Miami Officials Suggest Bond Money For Homeless Shelter
Written by Susan Stabley on July 8, 2004
By Susan Stabley
Miami city officials are warming to construction of a new Camillus House near Allapattah, especially if funding for the homeless shelter could be secured through a Miami-Dade County general obligation bond issue planned for the November ballot.
City Commission Chairman Arthur Teele Jr. proposed last week that Camillus House request $20 million from the anticipated $2.8 billion bond issue, adding that the allocation be part of a $285 million plan for the area’s science, art and historical museums to move to new buildings in Miami’s Bicentennial Park.
"The museums have no chance of getting bond approval," Mr. Teele said, suggesting that packaging the homeless shelter with the museums in the bond proposal would help the museums muster voter approval.
"That’s as good an idea as you have ever had," City Manager Joe Arriola said to Mr. Teele, adding that he would help drum up support for the idea, discussed in a meeting room at City Hall among commissioners Teele, Angel Gonzalez and Tomas Regalado, Police Chief John Timoney, city administrators and Camillus House officials.
Miami officials have said their approval of a new homeless shelter would hinge on creation of a police training center nearby. Camillus House has offered land from its site for a police center.
City commissioners also want Camillus House to create an advisory board, give the city a seat on its board of directors, enforce of a 10 p.m. curfew, give bed priority to Miami homeless and limit feeding programs to Camillus House clients.
The commission is set to accept two chunks of surplus land from the Florida Department of Transportation – one of which could be the site of a police center. The Miami Police Department has $10 million of a $255 million Homeland Defense-Neighborhood Improvement Bond issued in 2002 to construct a center that could train law officers from Latin American and Caribbean agencies as well as local officers.
The properties surround the Camillus site. All three parcels are on a strip that runs west of Interstate 95 from Northwest 20th Street to where an interstate off-ramp bends into State Road 836 near the Civic Center.

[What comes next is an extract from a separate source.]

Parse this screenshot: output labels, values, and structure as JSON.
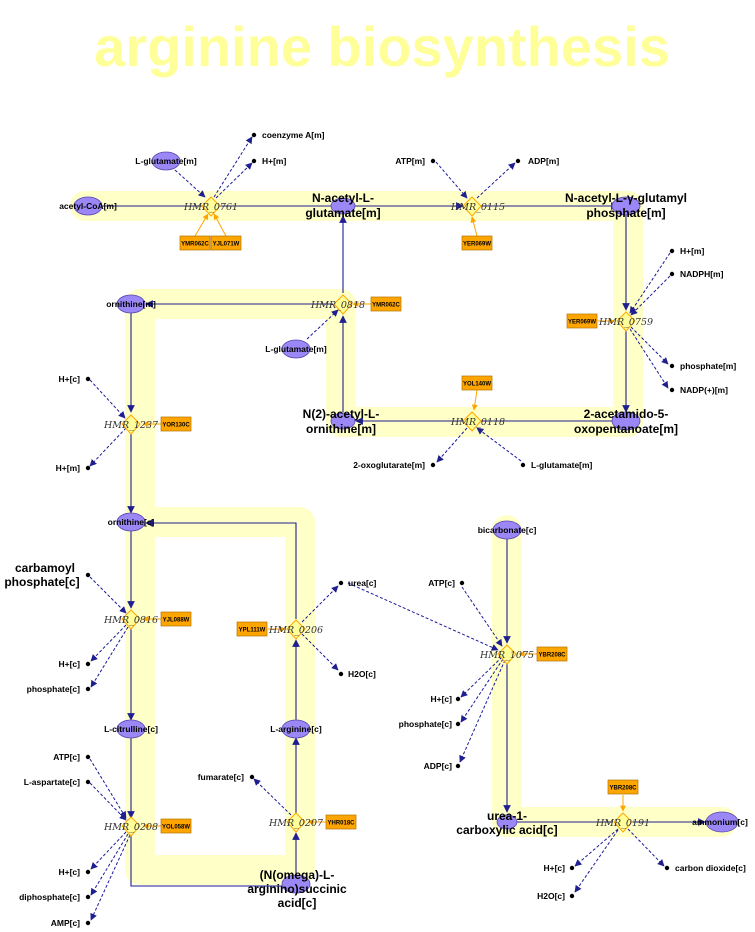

If the city approves plans for a new shelter, Camillus House could move out of its 43-year-old home at Northeast Eighth Street and First Avenue, near the Miami Arena. A new building would be about 200,000 square feet on 5 acres with 420 beds.
Camillus House officials suggested at last week’s meeting that they could upgrade their existing 29,000-square-foot downtown center, but officials said the land is not large enough and reconstruction would require a site to house occupants temporarily.
Early this year, city commissioners passed an ordinance that requires four votes from the five-member commission to approve any action for rescue missions.